Question: Questions regarding SVA batch effect normalizazion into DeSeq2 workflow
0
3.5 years ago by
wariobrega0 wrote:

Hello Everyone,

I'm currently analyzing a series of RNA-Seq experiments that are splitted into 4 runs. In order to account for the batch effect of each experiments, I'm trying to correct my gene counts using sva, as recommended inside the Bioconductor RNASeq workflow (http://www.bioconductor.org/help/workflows/rnaseqGene/#removing-hidden-batch-effects)

As I proceed in this phase, I got very confused regarding the methods and the procedures, so I wonder if you could answer me to these questions:

1) Do I need to account for the batch effect when I specify the design in the dds creation? e.g.: assuming that I'm screening for the differences between two different cell types, should I say design = ~type + batch or just design = type? Why?

2)in the RNASeq bioconductor workflow, when exporting the counts matrix to sva, it assumed that the data has already been normalized. Specifically,  counts are exported in this fashion:

dat <- counts(dds, normalized=TRUE

This seems pretty confusing to me, as my understanding is that it is needed to remove the batch effect before performing the normalization. Is this true for DeSeq2? Do I need only to Estimate the size Factor before performing sva normalization? Do you have code examples that you can share?

3) Do you have examples other than the one reported in the tutorial for the batch effect removal? Are there any other bioConductor libraries that integrates the batch effect normalization into the DeSeq2 Workflow?

Apologies if the questions sounds naive, I'm a self learner and I think I still have a long road to walk!

Daniele

sva deseq2 batch effect • 3.5k views
modified 3.5 years ago by Michael Love25k • written 3.5 years ago by wariobrega0
Answer: Questions regarding SVA batch effect normalizazion into DeSeq2 workflow
3
3.5 years ago by
Michael Love25k
United States
Michael Love25k wrote:

1) Do I need to account for the batch effect when I specify the design in the dds creation? e.g.: assuming that I'm screening for the differences between two different cell types, should I say design = ~type + batch or just design = type? Why?

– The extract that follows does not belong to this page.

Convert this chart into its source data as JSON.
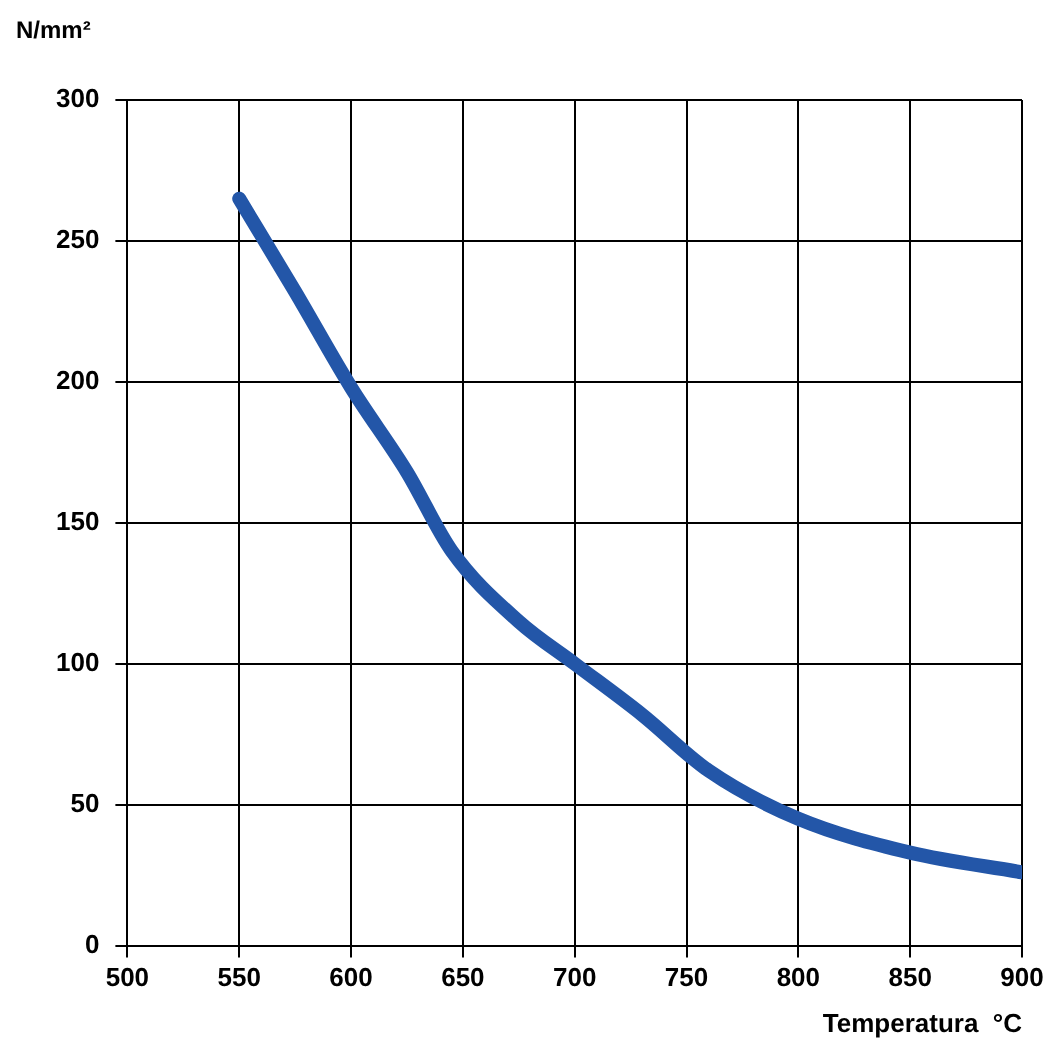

If you have a known batch variable, you should include it in the colData and the design. If you put ~batch + type, then you can call results(dds) and it will know to grab the results for the last variable, "type".

A design with ~batch + type, uses a per-gene fixed effect to account for the differences between batch (similar to the terms that are used to model differences in type).

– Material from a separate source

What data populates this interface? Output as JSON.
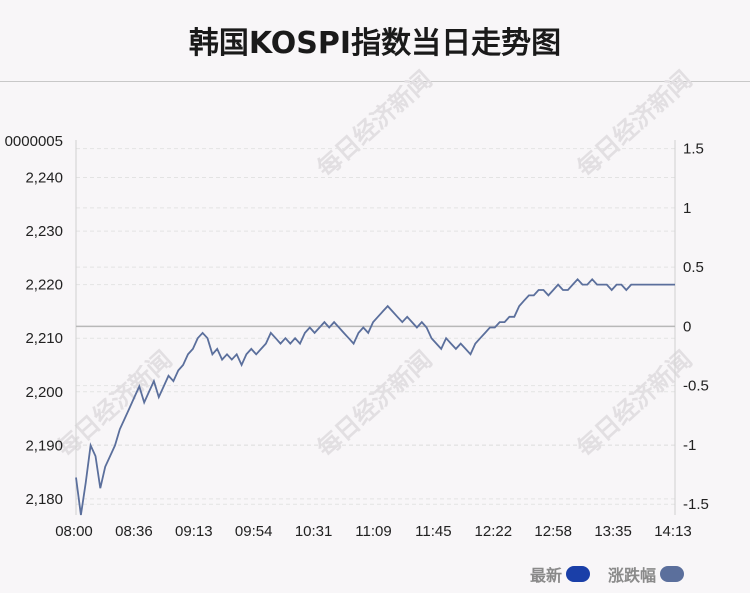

2) This seems pretty confusing to me, as my understanding is that it is needed to remove the batch effect before performing the normalization. Is this true for DeSeq2? Do I need only to Estimate the size Factor before performing sva normalization? Do you have code examples that you can share?

The normalized=TRUE argument to counts() is only correcting for library size. Batch effects are a separate effect which should be estimated after removing known library size differences. Yes you should estimate size factors first, then provide normalized counts to svaseq as in the workflow (I don't have another example but this is the correct paradigm).

3) Do you have examples other than the one reported in the tutorial for the batch effect removal? Are there any other bioConductor libraries that integrates the batch effect normalization into the DeSeq2 Workflow?

I don't at this time.

And Ryan's main point is important: svaseq() is for estimating unknown batch effects and other hidden structure. If you know the batches, just including the batch term in the design should be sufficient.

Answer: Questions regarding SVA batch effect normalizazion into DeSeq2 workflow
1
3.5 years ago by
The Scripps Research Institute, La Jolla, CA
Ryan C. Thompson7.4k wrote:

1. Yes, if you have a known batch effect, you should include it in your design formula.
2. Normalization happens before any kind of batch effect adjustment or removal, so there is no problem here.

Also, whenever I use sva with DESeq2, my preference would be to run it on regularized log CPM as calculated by the rlog function. This should reduce the contribution of noise in low-count genes.

I mostly agree but you should use only scaled counts -- for example, counts(dds, normalized=TRUE) -- with svaseq, and not anything on the log scale. Note this line of code:

https://github.com/Bioconductor-mirror/sva/blob/master/R/svaseq.R#L36

The reason to use scaled counts is because DESeq() takes care of size factor estimation itself, so it doesn't make sense for svaseq to use up the surrogate variables estimating library size correction.

Oh, just to clarify, I meant that my preference was to use rlog and then pass the resulting normalized, regularized logCPM values to sva instead of svaseq. (As far as I can tell, the only difference between the sva and svaseq functions is the log transform in svaseq.)